In October of 2010, in coordination with PC Small Project Assistance (SPA) funds we organized a training on how to make ameliorated shea butter where you boil the nuts instead of roast them. Elizabeth was instrumental in helping organize this training and also making sure all the 52 members of the association showed up to each day even though it was during a busy time of the year, harvest season.

The following Spring, I had weekly meetings with the officers of the Shea association to help make goals for their association. They wanted to become a cooperative, they wanted to learn how to make soap, they wanted to make and sell ameliorated shea butter, they wanted to purchase their own grinding and mixing machines and build houses to store them in. We wrote these all down and made a five year plan. We made a budget and project timeline for two projects: a Soap Training and a Grinding Machine project. It took a lot of meetings and Elizabeth was always there to be a translator of my what I like to call Peace Corps Bambara at times.

The following October 2010 the association achieved their first goal in that plan and brought in a trainer to teach the women how to make soap. Though the training was funded again by SPA there is a 33% community contribution requirement and the women brought their own food to the formation and also paid over 50,000 cfa ($100) from the 50 cfa each they had been saving since the previous year in exchange for the training and soap making materials. Again, Elizabeth was instrumental in the planning and execution of this training and had the idea to split the association into different soap making groups to alternate making and selling soap; though Elizabeth would help each group when they needed a little reassurance on the amount of a certain ingredient to add.

In February 2012, the women officially submitted their bylaws, fees, and other paperwork to become an official Shea Cooperative.
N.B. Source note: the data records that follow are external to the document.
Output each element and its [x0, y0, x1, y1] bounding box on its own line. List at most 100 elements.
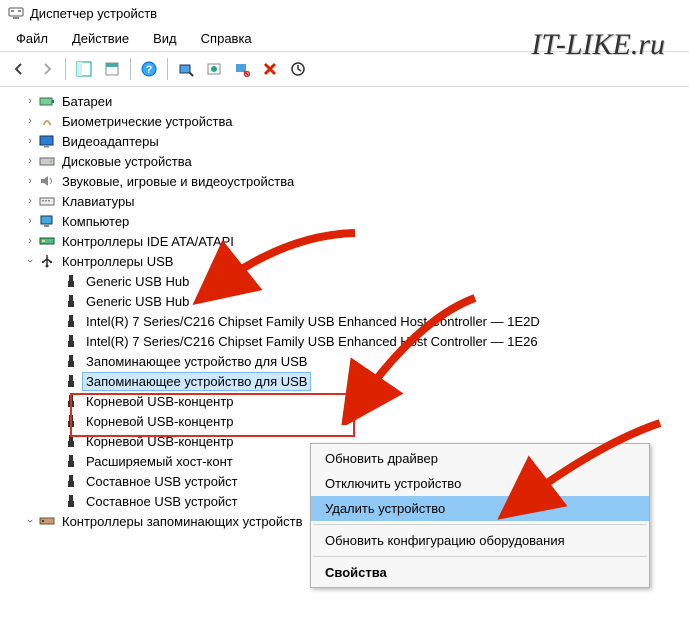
computer-icon: [38, 214, 56, 228]
expand-icon[interactable]: ›: [24, 155, 36, 167]
tree-node-keyboards[interactable]: › Клавиатуры: [2, 191, 687, 211]
node-label: Клавиатуры: [59, 193, 138, 210]
menu-file[interactable]: Файл: [4, 28, 60, 49]
context-menu-scan-hardware[interactable]: Обновить конфигурацию оборудования: [311, 528, 649, 553]
speaker-icon: [38, 174, 56, 188]
tree-node-generic-hub[interactable]: Generic USB Hub: [2, 291, 687, 311]
device-manager-icon: [8, 5, 24, 21]
tree-node-root-hub[interactable]: Корневой USB-концентр: [2, 411, 687, 431]
node-label: Составное USB устройст: [83, 473, 241, 490]
expand-icon[interactable]: ›: [24, 115, 36, 127]
collapse-icon[interactable]: ›: [24, 255, 36, 267]
node-label: Generic USB Hub: [83, 293, 192, 310]
tree-node-batteries[interactable]: › Батареи: [2, 91, 687, 111]
context-menu-separator: [313, 524, 647, 525]
tree-node-disk-drives[interactable]: › Дисковые устройства: [2, 151, 687, 171]
forward-button[interactable]: [34, 56, 60, 82]
tree-node-usb-controllers[interactable]: › Контроллеры USB: [2, 251, 687, 271]
menu-view[interactable]: Вид: [141, 28, 189, 49]
expand-icon[interactable]: ›: [24, 235, 36, 247]
node-label: Запоминающее устройство для USB: [83, 373, 310, 390]
tree-node-biometric[interactable]: › Биометрические устройства: [2, 111, 687, 131]
node-label: Расширяемый хост-конт: [83, 453, 236, 470]
toolbar-separator: [65, 58, 66, 80]
keyboard-icon: [38, 194, 56, 208]
expand-icon[interactable]: ›: [24, 215, 36, 227]
menu-action[interactable]: Действие: [60, 28, 141, 49]
toolbar: ?: [0, 51, 689, 87]
usb-device-icon: [62, 314, 80, 328]
scan-hardware-button[interactable]: [173, 56, 199, 82]
tree-node-display[interactable]: › Видеоадаптеры: [2, 131, 687, 151]
tree-node-sound[interactable]: › Звуковые, игровые и видеоустройства: [2, 171, 687, 191]
node-label: Компьютер: [59, 213, 132, 230]
expand-icon[interactable]: ›: [24, 135, 36, 147]
fingerprint-icon: [38, 114, 56, 128]
back-button[interactable]: [6, 56, 32, 82]
node-label: Биометрические устройства: [59, 113, 235, 130]
controller-icon: [38, 234, 56, 248]
node-label: Видеоадаптеры: [59, 133, 162, 150]
usb-controller-icon: [38, 254, 56, 268]
node-label: Корневой USB-концентр: [83, 433, 237, 450]
expand-icon[interactable]: ›: [24, 95, 36, 107]
usb-device-icon: [62, 414, 80, 428]
tree-node-usb-storage-selected[interactable]: Запоминающее устройство для USB: [2, 371, 687, 391]
expand-icon[interactable]: ›: [24, 195, 36, 207]
usb-device-icon: [62, 394, 80, 408]
properties-button[interactable]: [99, 56, 125, 82]
tree-node-ide-ata[interactable]: › Контроллеры IDE ATA/ATAPI: [2, 231, 687, 251]
node-label: Generic USB Hub: [83, 273, 192, 290]
node-label: Дисковые устройства: [59, 153, 195, 170]
node-label: Контроллеры USB: [59, 253, 176, 270]
tree-node-usb-storage[interactable]: Запоминающее устройство для USB: [2, 351, 687, 371]
disk-drive-icon: [38, 154, 56, 168]
node-label: Составное USB устройст: [83, 493, 241, 510]
node-label: Батареи: [59, 93, 115, 110]
display-adapter-icon: [38, 134, 56, 148]
node-label: Запоминающее устройство для USB: [83, 353, 310, 370]
collapse-icon[interactable]: ›: [24, 515, 36, 527]
update-driver-button[interactable]: [201, 56, 227, 82]
usb-device-icon: [62, 434, 80, 448]
svg-text:?: ?: [146, 64, 153, 76]
node-label: Контроллеры запоминающих устройств: [59, 513, 305, 530]
context-menu: Обновить драйвер Отключить устройство Уд…: [310, 443, 650, 588]
enable-device-button[interactable]: [285, 56, 311, 82]
context-menu-properties[interactable]: Свойства: [311, 560, 649, 585]
tree-node-generic-hub[interactable]: Generic USB Hub: [2, 271, 687, 291]
storage-controller-icon: [38, 514, 56, 528]
tree-node-intel-controller[interactable]: Intel(R) 7 Series/C216 Chipset Family US…: [2, 311, 687, 331]
toolbar-separator: [167, 58, 168, 80]
menubar: Файл Действие Вид Справка: [0, 26, 689, 51]
window-title: Диспетчер устройств: [30, 6, 157, 21]
uninstall-device-button[interactable]: [257, 56, 283, 82]
context-menu-update-driver[interactable]: Обновить драйвер: [311, 446, 649, 471]
usb-device-icon: [62, 274, 80, 288]
node-label: Корневой USB-концентр: [83, 393, 237, 410]
usb-device-icon: [62, 354, 80, 368]
tree-node-computer[interactable]: › Компьютер: [2, 211, 687, 231]
node-label: Intel(R) 7 Series/C216 Chipset Family US…: [83, 333, 541, 350]
node-label: Контроллеры IDE ATA/ATAPI: [59, 233, 237, 250]
context-menu-separator: [313, 556, 647, 557]
usb-device-icon: [62, 494, 80, 508]
tree-node-intel-controller[interactable]: Intel(R) 7 Series/C216 Chipset Family US…: [2, 331, 687, 351]
battery-icon: [38, 94, 56, 108]
show-hide-tree-button[interactable]: [71, 56, 97, 82]
tree-node-root-hub[interactable]: Корневой USB-концентр: [2, 391, 687, 411]
disable-device-button[interactable]: [229, 56, 255, 82]
expand-icon[interactable]: ›: [24, 175, 36, 187]
node-label: Звуковые, игровые и видеоустройства: [59, 173, 297, 190]
usb-device-icon: [62, 454, 80, 468]
context-menu-uninstall-device[interactable]: Удалить устройство: [311, 496, 649, 521]
usb-device-icon: [62, 294, 80, 308]
node-label: Корневой USB-концентр: [83, 413, 237, 430]
usb-device-icon: [62, 374, 80, 388]
node-label: Intel(R) 7 Series/C216 Chipset Family US…: [83, 313, 543, 330]
help-button[interactable]: ?: [136, 56, 162, 82]
toolbar-separator: [130, 58, 131, 80]
menu-help[interactable]: Справка: [189, 28, 264, 49]
context-menu-disable-device[interactable]: Отключить устройство: [311, 471, 649, 496]
titlebar: Диспетчер устройств: [0, 0, 689, 26]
Unfortunately, due to the political instability in Mali the women were not able to receive assistance to complete there second goal to purchase a grinder and build a house. On April 7, 2012 all PCVs were evacuated from Mali for the first time in PC history 41 year history there due to a Coup d’Etat and rebellion in the North. But the women in the Shea cooperative didn’t let that discourage them, Elizabeth wouldn’t let them. They started having problems with finding a permanent place to store the soap making materials they had received the previous year and so they decided to build their own house. They asked the chief of the village for land and they granted it to them. They paid for everything out of the money they earned from collectively farming a peanut field of over a hectare the previous year and from their soap profits. The total ended up amounting to over 205,000 cfa (over $400 USD).

When I came back to finish my research after two months away to let the political situation settle down, I was so proud of them and what they had accomplished. More importantly, they were really proud of themselves and were already planning the location to build another house in the future.
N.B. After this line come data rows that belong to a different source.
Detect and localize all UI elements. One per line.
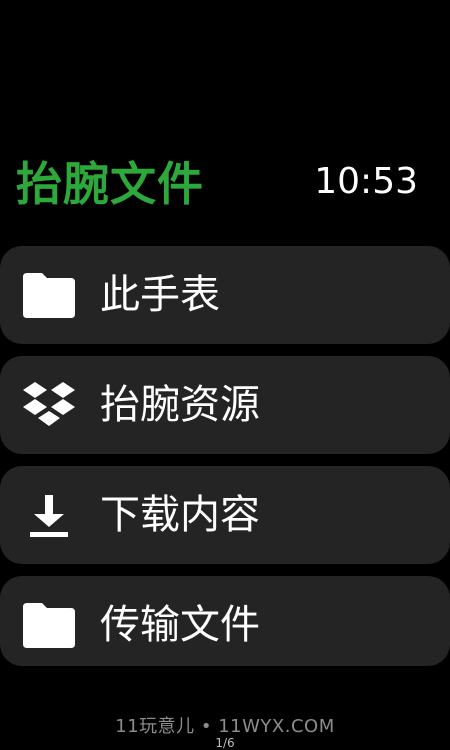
- menu-item-resources[interactable]: 抬腕资源: [0, 356, 450, 454]
- app-header: 抬腕文件 10:53: [0, 0, 450, 235]
- menu-item-label: 此手表: [100, 272, 220, 318]
- menu-item-label: 下载内容: [100, 492, 260, 538]
- download-icon: [20, 487, 78, 543]
- menu-item-label: 传输文件: [100, 602, 260, 648]
- dropbox-icon: [20, 377, 78, 433]
- folder-icon: [20, 597, 78, 653]
- folder-icon: [20, 267, 78, 323]
- page-indicator: 1/6: [215, 736, 235, 750]
- menu-item-transfer-files[interactable]: 传输文件: [0, 576, 450, 666]
- menu-item-this-watch[interactable]: 此手表: [0, 246, 450, 344]
- app-title: 抬腕文件: [16, 157, 204, 211]
- menu-item-label: 抬腕资源: [100, 382, 260, 428]
- menu-item-downloads[interactable]: 下载内容: [0, 466, 450, 564]
- watch-screen: 抬腕文件 10:53 此手表 抬腕资源 下载内容 传输文件 11玩意儿 • 11…: [0, 0, 450, 750]
- clock-time: 10:53: [314, 161, 418, 202]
The only thing that scares me is that most all the organization, leadership, and writing for the cooperative depends on one woman, Elizabeth. The other women want to learn how to read and write but the literacy teachers, both men, that have been trained by other NGOs in the past often stop showing up to classes after a week. I even had three women coming to my concession almost every night for over a month to have me write on a piece of ply wood in Bambara for them to slowly try to sound out each word but I didn’t have the training or language skills to teach them how to read and write properly.

The women know the future of their cooperative and community depend on them being able to read and write. Without more women to read and write, the women’s shea cooperative will not be able to reach their full potential. Elizabeth has said she would like to be trained to become a literacy teacher to teach the women. The only thing stopping her is paying the school feeds and money to live in Bamako for the month of the classes. I think this is a great solution to the problem of illiteracy for women in Zeala. The other women would be less embarrassed to learn from another woman and Elizabeth would be committed to showing up to class each day. Learning to read and write isn’t the only reason, but also giving the women confidence that they can learn and they can lead.